Redox state-dependent changes in the relative orientation of the phenol side chain and the peptide group in model tyrosine have been characterized using specific ~2H isotopic labelling and X-band electron paramagnetic resonance (EPR) spectroscopy. Tyrosyl radicals were generated by UV photolysis of tyrosine trapped in rigid polycrystalline basic-aqueous medium at T ≤ 170 K. Ring-~2H_4 and β-~2H_2 substitutions on tyrosine were used to enhance the lineshape contributions from β-hydrogen or ring-hydrogen hyperfine interactions, respectively. The EPR lineshape at 120 K of the trapped ring-~2H_4-tyrosyl radical is altered dramatically after annealing at 235 K. In contrast, the lineshape of the β-~2H_2-tyrosyl radical is impervious to annealing. The effect of annealing on the lineshape therefore arises from a change in the isotropic hyperfine coupling between unpaired π-electron spin density at the ring carbon atom C_1 and the β-hydrogen nuclei, which is caused by rotational relaxation of the ring and peptide group about the C_1-C_β bond.
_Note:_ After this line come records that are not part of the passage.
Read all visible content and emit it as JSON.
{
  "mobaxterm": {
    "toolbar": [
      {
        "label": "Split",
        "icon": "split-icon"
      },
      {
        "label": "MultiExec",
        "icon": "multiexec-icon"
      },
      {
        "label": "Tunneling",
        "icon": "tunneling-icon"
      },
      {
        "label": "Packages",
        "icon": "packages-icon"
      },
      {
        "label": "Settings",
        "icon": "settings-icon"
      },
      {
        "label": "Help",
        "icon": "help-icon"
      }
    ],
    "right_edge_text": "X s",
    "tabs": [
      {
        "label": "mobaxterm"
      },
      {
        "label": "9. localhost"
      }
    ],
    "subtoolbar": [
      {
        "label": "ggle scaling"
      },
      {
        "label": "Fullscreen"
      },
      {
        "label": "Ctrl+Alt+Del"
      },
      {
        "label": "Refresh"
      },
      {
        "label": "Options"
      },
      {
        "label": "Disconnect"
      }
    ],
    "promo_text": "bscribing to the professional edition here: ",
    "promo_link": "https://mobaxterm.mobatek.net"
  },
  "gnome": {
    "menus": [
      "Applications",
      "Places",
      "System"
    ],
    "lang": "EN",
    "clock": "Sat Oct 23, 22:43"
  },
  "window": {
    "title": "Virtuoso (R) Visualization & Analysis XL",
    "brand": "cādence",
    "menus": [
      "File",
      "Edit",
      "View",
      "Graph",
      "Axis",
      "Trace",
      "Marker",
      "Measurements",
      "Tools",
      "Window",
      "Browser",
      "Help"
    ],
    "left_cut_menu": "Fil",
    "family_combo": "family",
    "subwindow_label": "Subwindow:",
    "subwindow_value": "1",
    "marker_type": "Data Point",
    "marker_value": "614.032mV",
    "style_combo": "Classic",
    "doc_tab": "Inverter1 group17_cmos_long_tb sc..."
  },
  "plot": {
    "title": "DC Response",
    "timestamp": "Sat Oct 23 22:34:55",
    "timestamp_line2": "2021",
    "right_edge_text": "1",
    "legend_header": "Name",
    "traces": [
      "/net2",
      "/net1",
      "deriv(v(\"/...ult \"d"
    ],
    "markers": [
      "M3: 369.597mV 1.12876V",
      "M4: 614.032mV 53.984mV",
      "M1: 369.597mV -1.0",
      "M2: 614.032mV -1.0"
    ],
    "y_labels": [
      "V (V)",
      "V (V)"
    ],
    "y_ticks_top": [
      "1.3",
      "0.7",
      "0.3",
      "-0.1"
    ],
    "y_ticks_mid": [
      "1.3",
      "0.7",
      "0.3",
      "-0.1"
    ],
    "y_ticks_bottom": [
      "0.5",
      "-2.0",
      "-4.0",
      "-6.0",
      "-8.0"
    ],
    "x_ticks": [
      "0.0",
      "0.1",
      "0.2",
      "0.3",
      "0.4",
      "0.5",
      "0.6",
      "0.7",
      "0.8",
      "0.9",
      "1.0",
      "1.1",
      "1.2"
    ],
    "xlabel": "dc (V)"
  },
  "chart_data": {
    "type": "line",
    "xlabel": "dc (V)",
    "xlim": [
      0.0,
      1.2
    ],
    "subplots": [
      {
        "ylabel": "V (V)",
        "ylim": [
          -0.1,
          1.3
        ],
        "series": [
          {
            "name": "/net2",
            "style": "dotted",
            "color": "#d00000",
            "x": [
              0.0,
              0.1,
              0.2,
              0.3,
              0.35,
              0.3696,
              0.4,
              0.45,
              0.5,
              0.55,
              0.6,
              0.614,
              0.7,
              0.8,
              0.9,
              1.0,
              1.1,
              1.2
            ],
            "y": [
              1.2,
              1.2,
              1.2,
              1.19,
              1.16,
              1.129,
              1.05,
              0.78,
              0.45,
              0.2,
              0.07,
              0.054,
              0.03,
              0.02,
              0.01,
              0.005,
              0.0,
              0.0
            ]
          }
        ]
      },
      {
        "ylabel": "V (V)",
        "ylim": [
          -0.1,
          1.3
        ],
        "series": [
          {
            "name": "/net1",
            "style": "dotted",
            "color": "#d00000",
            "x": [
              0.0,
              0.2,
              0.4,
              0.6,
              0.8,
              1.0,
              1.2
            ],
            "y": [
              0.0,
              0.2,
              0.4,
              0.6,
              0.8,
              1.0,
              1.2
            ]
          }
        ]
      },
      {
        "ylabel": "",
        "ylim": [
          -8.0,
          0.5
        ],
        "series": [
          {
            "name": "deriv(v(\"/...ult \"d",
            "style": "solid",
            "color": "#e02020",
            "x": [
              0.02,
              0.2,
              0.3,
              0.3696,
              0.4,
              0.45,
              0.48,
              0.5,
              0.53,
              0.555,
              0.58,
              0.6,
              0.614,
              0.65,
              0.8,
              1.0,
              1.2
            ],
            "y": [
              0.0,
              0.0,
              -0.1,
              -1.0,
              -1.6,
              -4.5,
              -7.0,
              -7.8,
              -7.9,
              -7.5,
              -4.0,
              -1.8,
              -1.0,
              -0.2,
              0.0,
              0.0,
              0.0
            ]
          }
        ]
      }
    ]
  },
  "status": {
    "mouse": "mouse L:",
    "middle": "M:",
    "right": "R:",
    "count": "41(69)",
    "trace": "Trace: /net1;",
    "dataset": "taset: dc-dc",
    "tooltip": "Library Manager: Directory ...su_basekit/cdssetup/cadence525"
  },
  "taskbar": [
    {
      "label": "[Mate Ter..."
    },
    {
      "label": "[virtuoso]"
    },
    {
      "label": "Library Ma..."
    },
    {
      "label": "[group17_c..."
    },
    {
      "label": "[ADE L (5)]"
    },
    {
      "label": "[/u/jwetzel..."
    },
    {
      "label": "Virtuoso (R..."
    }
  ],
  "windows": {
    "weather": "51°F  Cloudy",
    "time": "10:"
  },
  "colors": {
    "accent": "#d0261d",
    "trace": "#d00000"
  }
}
EPR simulations indicate angular distributions of the peptide group (R-) of 0°≤ θ_R ≤30°and 0°≤ θ_R ≤ 18°in the rigid and relaxed radical states, respectively. Redox-induced changes in the C_1-C_β rotamer distribution must be accounted for in assessments of stable amino acid side chain equilibrium structures, and may influence catalytic tyrosyl radical/tyrosine function in enzymes.